Said the awed Jones: “He shoots 8-footers, which is much more difficult than 15- or 20-footers, into the bottom of the net. He plays great defense, hustles, goes to the boards. All in all, a fantastic performance.

Jones said Jordan played “78 minutes.” It only seemed that way. Fifty-three were enough to rewrite a record book. Incredibly, he played the last 39 without relief.

Weren’t you tired, Michael?

”Nope. In a playoff game, you can’t get tired. I wasn’t even thinking of getting tired.”

Here is a guy who scored 49 points Thursday night while suffering from a virus some would call flu. A committee of doctors and Bulls owner Jerry Reinsdorf had deemed him unfit to play at all this year, arguing a broken foot needed months of mending.

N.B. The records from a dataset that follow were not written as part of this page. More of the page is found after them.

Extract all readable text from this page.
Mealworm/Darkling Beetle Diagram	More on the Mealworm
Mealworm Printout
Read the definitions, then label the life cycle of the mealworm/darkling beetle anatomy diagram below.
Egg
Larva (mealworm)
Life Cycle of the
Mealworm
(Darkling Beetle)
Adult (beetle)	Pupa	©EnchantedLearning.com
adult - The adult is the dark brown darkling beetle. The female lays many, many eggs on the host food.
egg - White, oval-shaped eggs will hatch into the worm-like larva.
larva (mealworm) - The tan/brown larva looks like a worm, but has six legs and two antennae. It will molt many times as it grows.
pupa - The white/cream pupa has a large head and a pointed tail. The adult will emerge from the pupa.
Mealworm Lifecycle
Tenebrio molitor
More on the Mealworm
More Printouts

The Celtics spread the burden of trying to cage this ghost. Johnson, the first to guard him, fouled out. So did Walton. Bird, Parish and Ainge played with five fouls, most of them caused by Jordan.

The matchup of the fiery Ainge and the quicksilver Jordan was a classic. Ainge scored 24 points, all after halftime, even though he shared and finally inherited the responsibility for guarding Jordan. He scored 11 in the last 2 1/2 minutes of the third period, thanks to a stroke of coaching luck.

Jones had sent Jerry Sichting into the game to give Ainge a breather, but Sichting replaced Johnson instead. “It turned out to be a great accidental move,” Jones said.

It was Ainge who drove the lane to tie the score at 125 with 12 seconds to play in the first overtime. “He went right past me,” Jordan said. “Ninety percent of it was my fault.”

It was also Jordan who missed an open shot from 20 feet that could have won it for the Bulls in the dying seconds of that first overtime. “I’ll remember the one I missed,” Jordan said. He said it felt good leaving his hand, just didn’t drop.

Just to show he wasn’t perfect, he also missed two of 21 free throws - in succession. But the crazies in the stands who were screaming and waving had nothing to do with it, he said. “No, I was totally concentrating.”

He can be forgiven the miss of those two when you consider the two he made in the tautest moment of a game that stretched nerves to piano-wire tension for three hours and five minutes.

He was fouled by McHale as he attempted the last shot of regulation with the Celtics ahead 116-114. McHale clapped his head with both hands in disbelief at referee Ed Middleton’s gutty call. Even Jordan was amazed at Middleton’s nerve.

”I was very surprised,” Michael said. “I was fouled. Usually, in a playoff game, there are no fouls at the end of the game.”

He calmly sank both shots with no time on the clock and sent it into overtime.

Said Ainge: “I thought he was one of the best players in the league before this series. He’s better than I thought. Not only does he do it, but it’s the way he does it. He’s so spectacular-looking. Sometimes you find yourself just watching and going: `Holy cow!’ “

Ainge had a ringside look at a miracle. Fifty years from now, the kids who were in yesterday’s crowd will tell their grandchildren they saw Michael Jordan fly with no visible wings, supported only by his artistry.